I’m not exaggerating. My PhD was five and a half years working on engineering organisms that would improve human lives while using less of Earth’s resources. That goal is hundreds of separate projects in several lifetimes of work, so I focused on the part that serves as a lynchpin to them all: if we create a living thing with a function, how do we ensure it works as intended in complex environments? Like the plastic insulation protecting electrical wires, engineered life needs an isolating barrier protecting it from the surrounding natural life that could cause a short-circuit and stop working. Physical isolation tools exist, but they need to be maintained and have limited use. So for my PhD I engineered genetic isolation directly into cells, an insulation that they always carry with them. This genetic insulation protects the engineered cells from nature and vice-versa. And it means that we can one day use these engineered cells to create medicines, renewable energy sources, and environmental protection and repair systems.

Back in the car, the response I get from the group is a mix of awe and horror, which is normal. Because I’m with a group of foragers, I can accurately predict the next step in the conversation. “It is just my opinion, but I don’t think we should be changing life, messing with it,” says the man beside me. I nod politely.

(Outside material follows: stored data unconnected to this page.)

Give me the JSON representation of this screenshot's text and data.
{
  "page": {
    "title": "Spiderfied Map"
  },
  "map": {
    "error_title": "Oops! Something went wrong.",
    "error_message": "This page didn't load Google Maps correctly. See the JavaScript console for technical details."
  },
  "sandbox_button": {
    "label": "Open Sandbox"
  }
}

Though the old knowledge of traditional cultures and new knowledge of academic research are entirely compatible and built on the same scientific methods, a mutual distain keeps the practitioners of these two camps aligned against each other. As scientist of academic research, the key here is not to respond with my first instinct, which is defensiveness and exhausted exasperation. I’ve lived this conversation a thousand times already. But it’s an important one, and it’s not about me convincing this guy that his opinion is wrong. It’s about understanding why.

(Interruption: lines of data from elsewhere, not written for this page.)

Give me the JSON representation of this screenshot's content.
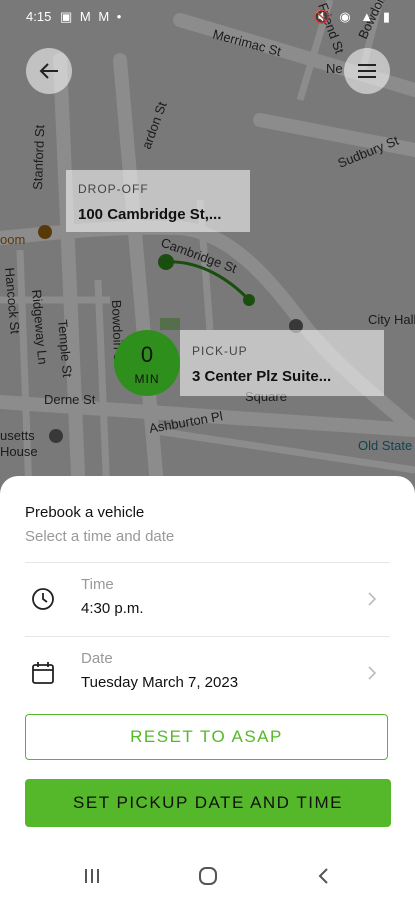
{
  "status_bar": {
    "time": "4:15",
    "left_icons": "▣ M M •",
    "right_icons": "🔇 ◉ ▲ ▮"
  },
  "map": {
    "street_labels": [
      "Merrimac St",
      "Friend St",
      "Bowdoin St",
      "Stanford St",
      "Cambridge St",
      "Sudbury St",
      "Hancock St",
      "Ridgeway Ln",
      "Temple St",
      "Bowdoin St",
      "Derne St",
      "Ashburton Pl",
      "City Hall",
      "Old State",
      "Square",
      "usetts",
      "House",
      "oom",
      "Ne",
      "ardon St",
      "ardon St"
    ],
    "dropoff": {
      "label": "DROP-OFF",
      "address": "100 Cambridge St,..."
    },
    "pickup": {
      "label": "PICK-UP",
      "address": "3 Center Plz Suite..."
    },
    "eta": {
      "value": "0",
      "unit": "MIN"
    }
  },
  "sheet": {
    "title": "Prebook a vehicle",
    "subtitle": "Select a time and date",
    "time_row": {
      "label": "Time",
      "value": "4:30 p.m."
    },
    "date_row": {
      "label": "Date",
      "value": "Tuesday March 7, 2023"
    },
    "reset_label": "RESET TO ASAP",
    "set_label": "SET PICKUP DATE AND TIME"
  },
  "colors": {
    "accent": "#55b82a",
    "eta_bg": "#2f8f1c"
  }
}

By and large, people are uncomfortable with engineering life because they consider it special. We divide the world into living and non-living, and then spend much of our memorable lives interacting with the living: family, friends, pets, nature, food. We consider there to be some mysterious spark to life that we haven’t figured out, both philosophically and scientifically (although we’re getting closer – Wired Linkout). To say you’re changing living things naturally raises hackles; the assumption is that in order to do that, you must have sacrificed your belief in the sanctity of life. That you don’t care about the consequences. Or, as quoted from Jurassic Park: “so preoccupied with whether or not [you] could, [you] didn’t stop to think if [you] should.”

But the truth is that we scientists think constantly about “whether you should.” It is the undocumented part of our lives, the part spent away from the laboratory equipment that everyone associates with us. In this time, four sources prompt us to consider the meaning and significance of our work. The first is from ourselves; as we’re naturally inclined to think (and overthink), we find ourselves imagining scenarios in which our research could be misused or go awry. The second is our peers and colleagues, who carry a mandate to question our work and ensure it is safe. The third is in grant proposals, where we meet the scrutiny of scientists and policy-makers who fund our work. And the fourth is in scenarios like the one occurring right now in the car, questions from our communities. Every one of these sources drives us to think about the impacts of our research and what could go wrong.

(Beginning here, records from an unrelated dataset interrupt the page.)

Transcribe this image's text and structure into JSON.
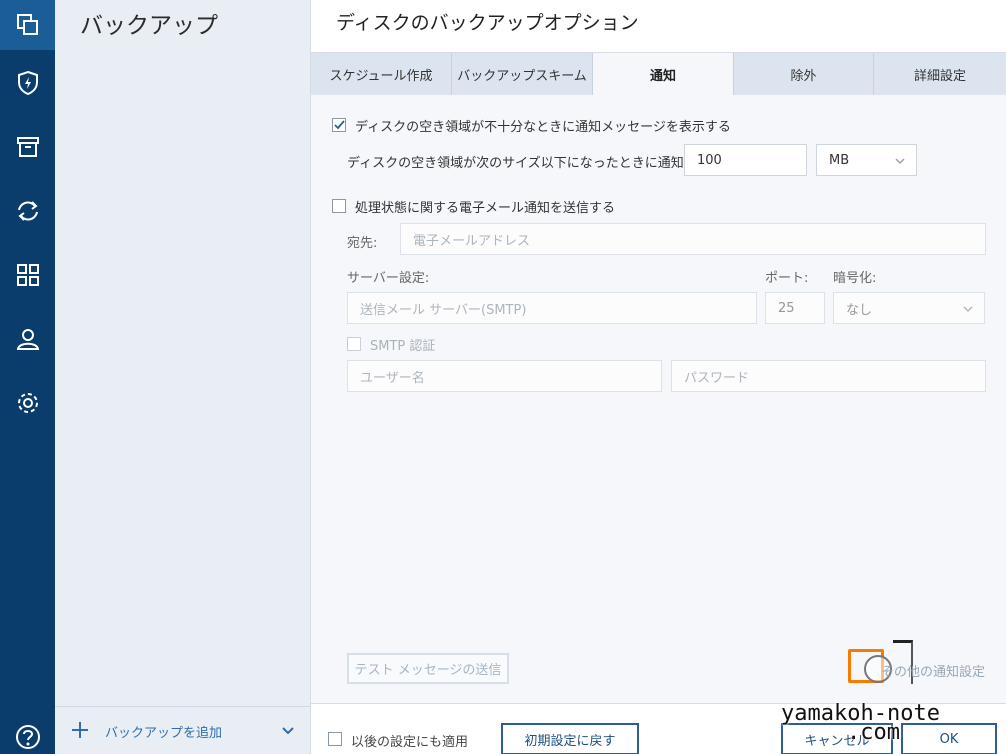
{
  "sidebar": {
    "title": "バックアップ",
    "add_label": "バックアップを追加"
  },
  "dialog": {
    "title": "ディスクのバックアップオプション",
    "tabs": [
      {
        "label": "スケジュール作成"
      },
      {
        "label": "バックアップスキーム"
      },
      {
        "label": "通知"
      },
      {
        "label": "除外"
      },
      {
        "label": "詳細設定"
      }
    ],
    "active_tab": 2
  },
  "notify": {
    "low_space_checkbox_label": "ディスクの空き領域が不十分なときに通知メッセージを表示する",
    "low_space_checked": true,
    "threshold_label": "ディスクの空き領域が次のサイズ以下になったときに通知する:",
    "threshold_value": "100",
    "threshold_unit": "MB",
    "email_checkbox_label": "処理状態に関する電子メール通知を送信する",
    "email_checked": false,
    "to_label": "宛先:",
    "to_placeholder": "電子メールアドレス",
    "server_label": "サーバー設定:",
    "server_placeholder": "送信メール サーバー(SMTP)",
    "port_label": "ポート:",
    "port_value": "25",
    "encryption_label": "暗号化:",
    "encryption_value": "なし",
    "smtp_auth_label": "SMTP 認証",
    "username_placeholder": "ユーザー名",
    "password_placeholder": "パスワード",
    "test_button_label": "テスト メッセージの送信",
    "other_settings_label": "その他の通知設定"
  },
  "footer": {
    "apply_future_label": "以後の設定にも適用",
    "reset_button_label": "初期設定に戻す",
    "cancel_button_label": "キャンセル",
    "ok_button_label": "OK"
  },
  "watermark": {
    "line1": "yamakoh-note",
    "line2": ".com"
  },
  "colors": {
    "rail_bg": "#0a3d6b",
    "rail_active": "#1b5d97",
    "sidebar_bg": "#e9eef4",
    "accent": "#2c5f91",
    "highlight": "#f57c00"
  }
}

Yes, the conversations I have with people about my work “building life” can be uncomfortable. It’s not fun when someone tells you that your life’s work is objectionable, distasteful, an affront to society, or a one-way ticket to hell. But these conversations are important. They tell me what people are worried about, and by extension, what I should worry about in my work. These conversations are also a brief chance for me to explain how much we scientists care about the impact of our work, contrary to the scientist stereotypes. It’s not easy, but somebody’s gotta do it.